Recently helped a friend build an octacore CPU computer with Windows 10, no second-hand parts excluding the case, keyboard and mouse and kept the cost less than $400. Goes like a bat out of hell and was cheaper than a pre-built with lower specs.


----------



## Andrew Aversa (Oct 19, 2017)

You pay an enormous markup for any Mac. There is no reason to get a Mac Pro unless you NEED OSX-only apps. iMacs are a little more reasonable because the display is so good, but nothing beats a PC in terms of pure power + value.


----------



## Morning Coffee (Oct 20, 2017)

I love my Macs, BUT, the good thing about PC (and older Macs) is that they are, in a way, like older cars, meaning that even if you're not a mechanic, with some basic knowledge you can get under the hood and..............'tinker', just like a backyard mechanic would!

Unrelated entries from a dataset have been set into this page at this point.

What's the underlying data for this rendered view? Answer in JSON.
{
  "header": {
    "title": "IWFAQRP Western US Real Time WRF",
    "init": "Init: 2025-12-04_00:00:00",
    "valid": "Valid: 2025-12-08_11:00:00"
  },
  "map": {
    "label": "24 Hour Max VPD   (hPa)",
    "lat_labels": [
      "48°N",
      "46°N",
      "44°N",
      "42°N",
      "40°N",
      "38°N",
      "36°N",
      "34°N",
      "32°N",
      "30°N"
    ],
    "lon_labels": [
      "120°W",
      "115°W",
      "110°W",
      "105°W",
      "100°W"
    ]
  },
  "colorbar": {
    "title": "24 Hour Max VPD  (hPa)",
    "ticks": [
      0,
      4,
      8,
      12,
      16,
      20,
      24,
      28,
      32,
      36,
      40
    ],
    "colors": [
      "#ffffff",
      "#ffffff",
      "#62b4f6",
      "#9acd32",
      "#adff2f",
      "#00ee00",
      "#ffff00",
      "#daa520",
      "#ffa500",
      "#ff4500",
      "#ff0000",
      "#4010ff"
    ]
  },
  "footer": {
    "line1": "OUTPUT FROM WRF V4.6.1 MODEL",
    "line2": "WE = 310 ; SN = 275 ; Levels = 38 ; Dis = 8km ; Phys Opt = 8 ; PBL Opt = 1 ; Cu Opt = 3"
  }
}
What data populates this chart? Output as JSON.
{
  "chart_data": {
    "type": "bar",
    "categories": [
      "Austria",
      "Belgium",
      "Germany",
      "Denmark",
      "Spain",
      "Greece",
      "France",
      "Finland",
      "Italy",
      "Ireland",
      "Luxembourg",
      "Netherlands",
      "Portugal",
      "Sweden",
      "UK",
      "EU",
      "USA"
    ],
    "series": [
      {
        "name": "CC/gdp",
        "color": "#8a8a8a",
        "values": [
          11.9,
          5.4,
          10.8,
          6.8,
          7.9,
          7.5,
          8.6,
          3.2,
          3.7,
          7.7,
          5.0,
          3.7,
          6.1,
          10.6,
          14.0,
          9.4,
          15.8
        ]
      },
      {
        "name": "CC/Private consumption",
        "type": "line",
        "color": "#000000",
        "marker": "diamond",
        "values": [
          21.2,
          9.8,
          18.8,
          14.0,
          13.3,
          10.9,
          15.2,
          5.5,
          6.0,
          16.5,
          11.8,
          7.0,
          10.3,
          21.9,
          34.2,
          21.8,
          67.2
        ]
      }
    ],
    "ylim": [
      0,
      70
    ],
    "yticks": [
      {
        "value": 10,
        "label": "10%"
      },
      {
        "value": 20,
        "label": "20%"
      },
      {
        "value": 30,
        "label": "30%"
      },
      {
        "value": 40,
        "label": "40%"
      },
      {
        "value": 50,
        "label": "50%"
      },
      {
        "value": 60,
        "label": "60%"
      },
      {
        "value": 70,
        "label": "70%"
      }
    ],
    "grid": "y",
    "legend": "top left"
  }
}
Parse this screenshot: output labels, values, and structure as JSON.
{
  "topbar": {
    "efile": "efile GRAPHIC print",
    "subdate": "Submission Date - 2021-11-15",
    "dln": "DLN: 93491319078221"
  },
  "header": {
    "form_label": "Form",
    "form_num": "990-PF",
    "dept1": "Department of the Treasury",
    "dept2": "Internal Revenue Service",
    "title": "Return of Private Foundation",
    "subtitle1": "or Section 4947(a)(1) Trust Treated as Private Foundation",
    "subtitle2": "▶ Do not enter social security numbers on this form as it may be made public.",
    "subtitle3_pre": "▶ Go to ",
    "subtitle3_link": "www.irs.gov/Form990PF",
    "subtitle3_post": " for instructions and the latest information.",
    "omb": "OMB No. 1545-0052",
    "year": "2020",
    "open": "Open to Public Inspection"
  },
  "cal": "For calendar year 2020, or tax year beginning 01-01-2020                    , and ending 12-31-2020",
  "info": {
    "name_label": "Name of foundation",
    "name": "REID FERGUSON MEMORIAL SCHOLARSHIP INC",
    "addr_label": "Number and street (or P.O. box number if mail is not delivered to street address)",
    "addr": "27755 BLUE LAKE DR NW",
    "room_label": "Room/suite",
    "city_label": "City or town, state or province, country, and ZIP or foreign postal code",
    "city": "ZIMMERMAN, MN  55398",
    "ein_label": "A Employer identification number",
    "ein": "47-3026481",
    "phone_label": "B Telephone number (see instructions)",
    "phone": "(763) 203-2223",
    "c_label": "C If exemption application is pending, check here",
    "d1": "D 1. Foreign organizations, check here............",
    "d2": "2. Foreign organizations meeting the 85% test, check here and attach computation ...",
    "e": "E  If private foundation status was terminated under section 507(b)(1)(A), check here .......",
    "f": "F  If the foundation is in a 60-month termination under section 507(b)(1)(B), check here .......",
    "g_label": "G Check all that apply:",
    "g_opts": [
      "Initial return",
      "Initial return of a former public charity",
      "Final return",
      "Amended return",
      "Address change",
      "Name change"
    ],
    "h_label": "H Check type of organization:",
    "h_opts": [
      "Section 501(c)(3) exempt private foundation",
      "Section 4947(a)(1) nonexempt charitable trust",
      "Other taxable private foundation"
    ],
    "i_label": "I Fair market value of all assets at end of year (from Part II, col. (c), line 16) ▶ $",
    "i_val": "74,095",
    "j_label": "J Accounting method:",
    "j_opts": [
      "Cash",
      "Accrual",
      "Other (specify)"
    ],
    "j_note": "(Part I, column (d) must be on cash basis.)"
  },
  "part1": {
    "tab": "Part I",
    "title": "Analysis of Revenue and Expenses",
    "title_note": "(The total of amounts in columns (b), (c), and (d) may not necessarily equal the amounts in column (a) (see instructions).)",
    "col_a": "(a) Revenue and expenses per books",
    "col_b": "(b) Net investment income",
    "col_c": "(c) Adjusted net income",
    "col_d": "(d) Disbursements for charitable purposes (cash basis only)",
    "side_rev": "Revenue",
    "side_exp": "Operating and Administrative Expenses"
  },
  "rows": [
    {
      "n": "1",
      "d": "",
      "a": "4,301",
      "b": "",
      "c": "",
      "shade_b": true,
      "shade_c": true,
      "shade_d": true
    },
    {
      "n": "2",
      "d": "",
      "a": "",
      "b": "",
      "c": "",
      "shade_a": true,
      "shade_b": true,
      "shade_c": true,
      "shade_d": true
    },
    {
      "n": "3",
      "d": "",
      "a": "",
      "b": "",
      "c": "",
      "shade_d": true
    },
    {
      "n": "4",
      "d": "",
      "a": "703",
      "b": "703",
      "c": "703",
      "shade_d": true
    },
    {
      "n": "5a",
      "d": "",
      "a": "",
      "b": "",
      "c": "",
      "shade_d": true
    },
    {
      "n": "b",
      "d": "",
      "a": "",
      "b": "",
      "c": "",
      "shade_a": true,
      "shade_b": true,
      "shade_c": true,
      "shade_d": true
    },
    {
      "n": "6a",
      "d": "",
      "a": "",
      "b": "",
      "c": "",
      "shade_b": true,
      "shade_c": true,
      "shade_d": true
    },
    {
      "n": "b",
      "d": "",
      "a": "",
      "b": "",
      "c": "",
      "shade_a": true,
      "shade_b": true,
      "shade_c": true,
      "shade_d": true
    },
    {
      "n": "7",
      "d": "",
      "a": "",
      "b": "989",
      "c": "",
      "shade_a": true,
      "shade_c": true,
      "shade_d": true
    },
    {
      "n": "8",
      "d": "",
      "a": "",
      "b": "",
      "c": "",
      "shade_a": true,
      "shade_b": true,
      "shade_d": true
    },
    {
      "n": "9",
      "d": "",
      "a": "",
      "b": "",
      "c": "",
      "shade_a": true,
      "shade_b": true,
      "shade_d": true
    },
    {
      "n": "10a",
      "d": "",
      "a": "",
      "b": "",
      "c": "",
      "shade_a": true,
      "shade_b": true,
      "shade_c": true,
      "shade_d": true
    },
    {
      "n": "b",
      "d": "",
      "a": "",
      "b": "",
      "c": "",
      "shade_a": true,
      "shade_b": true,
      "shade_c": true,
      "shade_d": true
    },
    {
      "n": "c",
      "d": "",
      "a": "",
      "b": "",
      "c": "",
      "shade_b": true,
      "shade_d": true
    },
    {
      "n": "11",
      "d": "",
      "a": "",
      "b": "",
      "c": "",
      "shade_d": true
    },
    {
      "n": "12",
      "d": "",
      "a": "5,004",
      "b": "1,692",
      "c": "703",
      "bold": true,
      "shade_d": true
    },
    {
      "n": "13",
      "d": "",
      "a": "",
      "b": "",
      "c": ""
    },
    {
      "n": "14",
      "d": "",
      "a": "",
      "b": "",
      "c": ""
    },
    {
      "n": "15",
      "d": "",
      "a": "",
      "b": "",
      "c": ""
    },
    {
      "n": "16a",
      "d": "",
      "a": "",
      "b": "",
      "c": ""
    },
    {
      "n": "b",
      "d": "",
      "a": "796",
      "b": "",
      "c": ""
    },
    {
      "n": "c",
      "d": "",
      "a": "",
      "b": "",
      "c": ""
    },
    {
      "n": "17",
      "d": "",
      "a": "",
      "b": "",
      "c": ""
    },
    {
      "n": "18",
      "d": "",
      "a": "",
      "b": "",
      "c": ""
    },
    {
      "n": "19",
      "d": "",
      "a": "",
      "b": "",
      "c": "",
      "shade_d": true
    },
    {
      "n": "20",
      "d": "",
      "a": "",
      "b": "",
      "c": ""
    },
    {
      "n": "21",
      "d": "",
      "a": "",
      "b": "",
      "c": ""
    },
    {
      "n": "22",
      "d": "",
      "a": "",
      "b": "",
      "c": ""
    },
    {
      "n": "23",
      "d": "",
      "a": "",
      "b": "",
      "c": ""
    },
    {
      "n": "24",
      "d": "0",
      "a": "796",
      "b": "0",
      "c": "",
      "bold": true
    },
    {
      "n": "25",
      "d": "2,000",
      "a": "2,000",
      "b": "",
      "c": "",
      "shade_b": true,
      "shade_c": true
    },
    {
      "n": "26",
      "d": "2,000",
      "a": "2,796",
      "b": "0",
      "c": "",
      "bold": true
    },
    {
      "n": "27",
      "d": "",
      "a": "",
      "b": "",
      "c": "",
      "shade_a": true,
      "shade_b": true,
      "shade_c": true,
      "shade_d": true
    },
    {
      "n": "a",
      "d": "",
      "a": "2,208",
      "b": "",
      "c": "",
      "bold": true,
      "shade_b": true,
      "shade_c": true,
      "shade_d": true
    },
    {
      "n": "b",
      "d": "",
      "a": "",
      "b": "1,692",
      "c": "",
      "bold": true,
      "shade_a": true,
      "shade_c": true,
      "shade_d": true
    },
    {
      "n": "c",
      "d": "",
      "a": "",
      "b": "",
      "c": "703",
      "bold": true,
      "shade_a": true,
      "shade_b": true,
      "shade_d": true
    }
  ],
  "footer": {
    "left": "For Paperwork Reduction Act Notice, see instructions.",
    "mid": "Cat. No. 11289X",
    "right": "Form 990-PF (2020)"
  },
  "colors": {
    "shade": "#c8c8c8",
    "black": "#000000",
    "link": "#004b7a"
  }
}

You can't tinker too much with modern cars and modern Macs.

If switching to PC, I'd probably go for something like, or at least of similar spec to some Hewlett Packard Z series workstations, like a Z240 and up (although they can get pricey too). A quad core processor being a minimum.


----------



## Noizmak3r (Oct 20, 2017)

zircon_st said:


> You pay an enormous markup for any Mac. There is no reason to get a Mac Pro unless you NEED OSX-only apps. iMacs are a little more reasonable because the display is so good, but nothing beats a PC in terms of pure power + value.


Sweet thanks Andrew. Love your Shreddage VST by the way. Super brutal / easy to program


----------



## MarcusD (Oct 20, 2017)

PC all the way, you can't really beat them on a price to performance. They're super easy to build too. If you're looking for a wallet friendly build with lots of performance, take a look at what AMD have to offer with their Ryzen CPUs. You can pick up a 6 core beast for under £200. 64 GB of DDR4 RAM which will set you back around £400 - £500, a reliable cheap power block and GPU under £200 and you can spend the rest on M.2, SSD devices, monitor, keyboard + mouse (unless you have those already) and Windows 10.


----------



## Noizmak3r (Oct 20, 2017)

thanks is AMD acceptable for music production though? how much lower in quality is it than i7?


----------



## MarcusD (Oct 20, 2017)

Noizmak3r said:


> thanks is AMD acceptable for music production though? how much lower in quality is it than i7?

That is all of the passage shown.